Danke für eure Infos!  


2) Re: Rote Schriftfarbe
JMK am 01.06.2005 um 16:46:17

Hallo Andi!


Zitat:
Einige sagen, damit kennzeichnet man alles schlechte und Negative, weil es an roten Wüstensand erinnert.


Na, das klingt ja eher nach Ägyptomanie und Esoterik. Zumal sich mir der Zusammenhang von "Negativ" und "Roter Wüstensand" nicht direkt erschließt.

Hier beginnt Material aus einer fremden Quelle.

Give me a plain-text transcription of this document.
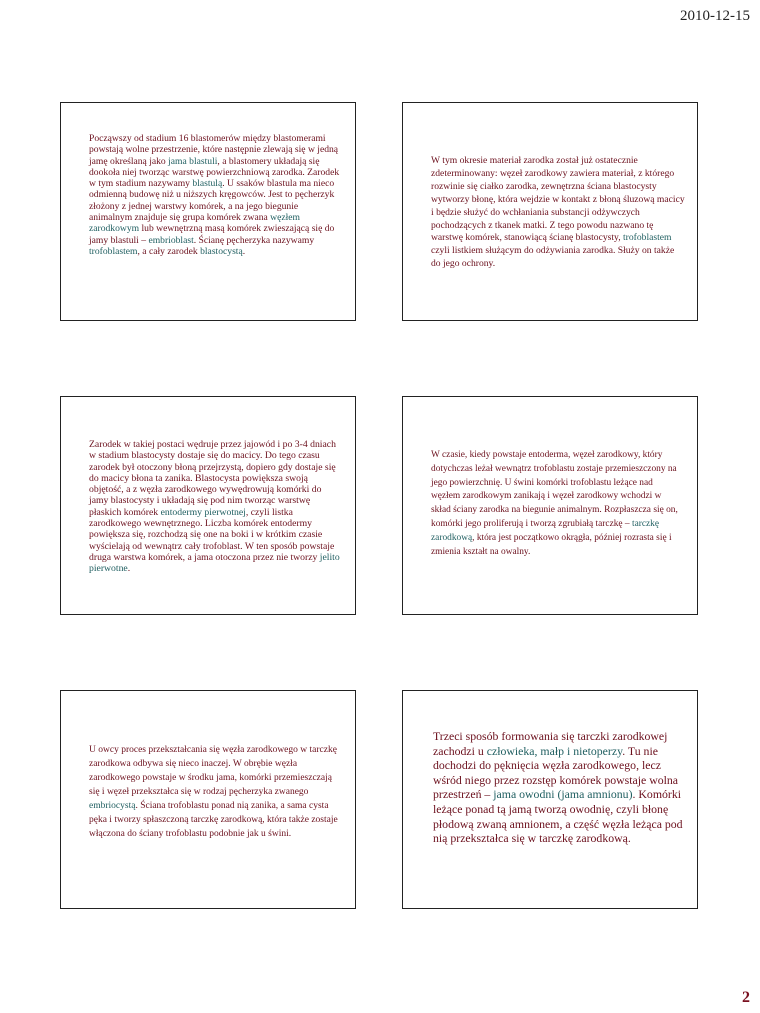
2010-12-15
Począwszy od stadium 16 blastomerów między blastomerami powstają wolne przestrzenie, które następnie zlewają się w jedną jamę określaną jako jama blastuli, a blastomery układają się dookoła niej tworząc warstwę powierzchniową zarodka. Zarodek w tym stadium nazywamy blastulą. U ssaków blastula ma nieco odmienną budowę niż u niższych kręgowców. Jest to pęcherzyk złożony z jednej warstwy komórek, a na jego biegunie animalnym znajduje się grupa komórek zwana węzłem zarodkowym lub wewnętrzną masą komórek zwieszającą się do jamy blastuli – embrioblast. Ścianę pęcherzyka nazywamy trofoblastem, a cały zarodek blastocystą.
W tym okresie materiał zarodka został już ostatecznie zdeterminowany: węzeł zarodkowy zawiera materiał, z którego rozwinie się ciałko zarodka, zewnętrzna ściana blastocysty wytworzy błonę, która wejdzie w kontakt z błoną śluzową macicy i będzie służyć do wchłaniania substancji odżywczych pochodzących z tkanek matki. Z tego powodu nazwano tę warstwę komórek, stanowiącą ścianę blastocysty, trofoblastem czyli listkiem służącym do odżywiania zarodka. Służy on także do jego ochrony.
Zarodek w takiej postaci wędruje przez jajowód i po 3-4 dniach w stadium blastocysty dostaje się do macicy. Do tego czasu zarodek był otoczony błoną przejrzystą, dopiero gdy dostaje się do macicy błona ta zanika. Blastocysta powiększa swoją objętość, a z węzła zarodkowego wywędrowują komórki do jamy blastocysty i układają się pod nim tworząc warstwę płaskich komórek entodermy pierwotnej, czyli listka zarodkowego wewnętrznego. Liczba komórek entodermy powiększa się, rozchodzą się one na boki i w krótkim czasie wyścielają od wewnątrz cały trofoblast. W ten sposób powstaje druga warstwa komórek, a jama otoczona przez nie tworzy jelito pierwotne.
W czasie, kiedy powstaje entoderma, węzeł zarodkowy, który dotychczas leżał wewnątrz trofoblastu zostaje przemieszczony na jego powierzchnię. U świni komórki trofoblastu leżące nad węzłem zarodkowym zanikają i węzeł zarodkowy wchodzi w skład ściany zarodka na biegunie animalnym. Rozpłaszcza się on, komórki jego proliferują i tworzą zgrubiałą tarczkę – tarczkę zarodkową, która jest początkowo okrągła, później rozrasta się i zmienia kształt na owalny.
U owcy proces przekształcania się węzła zarodkowego w tarczkę zarodkowa odbywa się nieco inaczej. W obrębie węzła zarodkowego powstaje w środku jama, komórki przemieszczają się i węzeł przekształca się w rodzaj pęcherzyka zwanego embriocystą. Ściana trofoblastu ponad nią zanika, a sama cysta pęka i tworzy spłaszczoną tarczkę zarodkową, która także zostaje włączona do ściany trofoblastu podobnie jak u świni.
Trzeci sposób formowania się tarczki zarodkowej zachodzi u człowieka, małp i nietoperzy. Tu nie dochodzi do pęknięcia węzła zarodkowego, lecz wśród niego przez rozstęp komórek powstaje wolna przestrzeń – jama owodni (jama amnionu). Komórki leżące ponad tą jamą tworzą owodnię, czyli błonę płodową zwaną amnionem, a część węzła leżąca pod nią przekształca się w tarczkę zarodkową.
2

Nimm es einfach mal ganz un-geheimnisvoll: Die Hieroglyphenschrift kannte keine echten Satzzeichen. Die einzige Möglichkeit einer sinnvollen Unterteilung waren der sog. "Verspunkt", der Sinneinheiten markieren sollte sowie die Kennzeichnung eines neuen Abschnitts, indem man den Anfang des "Absatzes" (achtung, moderner Begriff!) einfach in rot schrieb. Dieses sog. "Rubrum" diente dann der optischen Gliederung, anhand derer man sich im Text schnell bis zur gewünschten Stelle hangeln konnte.

HTH

Crossinger

> Antwort auf Beitrag vom: 01.06.2005 um 13:53:06


3) Re: Rote Schriftfarbe
 Gast_A. am 01.06.2005 um 19:00:42

Hallo Andi,

Das Rote diente in Texten wie JMK geschrieben hat zur Textgliederung. Allerdings besaß es auch in diesem Zusammenhang eine "magische" Komponente, die Schreiber dazu veranlasste Kombinationen bestimmter Zeichen, die in rot geschrieben offenbar als bedrohlich empfunden wurden, zu vermeiden. Ich habe mal ein Beispiel aus dem Papyrus Sallier II angehängt, das dieses Schema gut veranschaulicht. Das in schwarzer Tinte geschrieben Auge war eine "normale" Hieroglyphe. Aber als "rotes Auge" war es gefährlich (auch heute noch ist der "böse Blick" in vielen Ländern eine Bedrohung). Daher schrieb man es auch in den Rubren (also den roten Einleitungsversen) in schwarzer Tinte. Einen ähnlichen Zweck haben ja auch die "Verstümmelungen" von Hieroglyphen in magisch-religiösen Texten (zB. der Pyramidentexte).

Gruß A.

> Antwort auf Beitrag vom: 01.06.2005 um 13:53:06


4) Re: Rote Schriftfarbe
Maketaton am 01.06.2005 um 19:42:16


Hi,

auf der Turiner Königsliste wurde Djosers Name als einziger mit einem Rubrum geschrieben.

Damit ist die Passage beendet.